Already in the first decade of its existence, Stefan Meyer’s first assistant Victor Franz Hess discovered the phenomenon of cosmic rays for which he in 1936 received the Nobel Prize in Physics. In the following years, the Institute’s researchers were conscripted to follow darker pursuits of inducing nuclear reactions. Several of the Institute‘s researchers were forced into exile by the Nazi regime 1938. After 1945, the focus shifted to nuclear reactions triggered by neutrons, and the relevant findings have found applications in medicine or for the construction of nuclear reactors. The Institute underwent several political and structural changes, turning into the Institute for Radium Research and Nuclear Physics, which in 1955 under Berta Karlik, the Institute’s director at the time who was appointed as the first female professor at the University of Vienna, was turned into a University Institute in addition to its Academy affiliation. It later was renamed again into Institute for Isotope Research and Nuclear Physics and ultimately in 2004 became the Stefan-Meyer-Institute for Subatomic Physics. In May 2015, the Boltzmanngasse 3 building was designated as an EPS Historic Site by the European Physical Society.
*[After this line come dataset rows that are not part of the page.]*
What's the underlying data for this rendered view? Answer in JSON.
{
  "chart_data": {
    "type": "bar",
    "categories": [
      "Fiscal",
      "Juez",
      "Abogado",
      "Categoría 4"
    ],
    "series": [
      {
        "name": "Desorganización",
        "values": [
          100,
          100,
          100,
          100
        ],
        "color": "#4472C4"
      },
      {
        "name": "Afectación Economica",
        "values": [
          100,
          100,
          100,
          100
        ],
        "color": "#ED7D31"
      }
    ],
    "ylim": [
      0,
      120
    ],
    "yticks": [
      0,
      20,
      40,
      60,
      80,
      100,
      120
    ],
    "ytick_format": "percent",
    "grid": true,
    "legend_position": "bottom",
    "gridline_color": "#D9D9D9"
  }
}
In November 2003, the Institute for Quantum Optics and Quantum Information (IQOQI) of the Austrian Academy of Sciences was founded with the objective to creating a place for theoretical and experimental quantum optics and quantum information research in Austria. Its Vienna branch, under the direction of Anton Zeilinger, joined the Stefan-Meyer-Institute at Boltzmanngasse 3. Today, IQOQI consists of eight research groups, headed by Markus Aspelmeyer (IQOQI’s director), Časlav Brukner (IQOQI's vice director), Marios Christodoulou, Marcus Huber, Markus Müller, Miguel Navascues and Anton Zeilinger, as well as the YIRG (Young Independant Researcher Group), led by Costantino Budroni and Yelena Guryanova.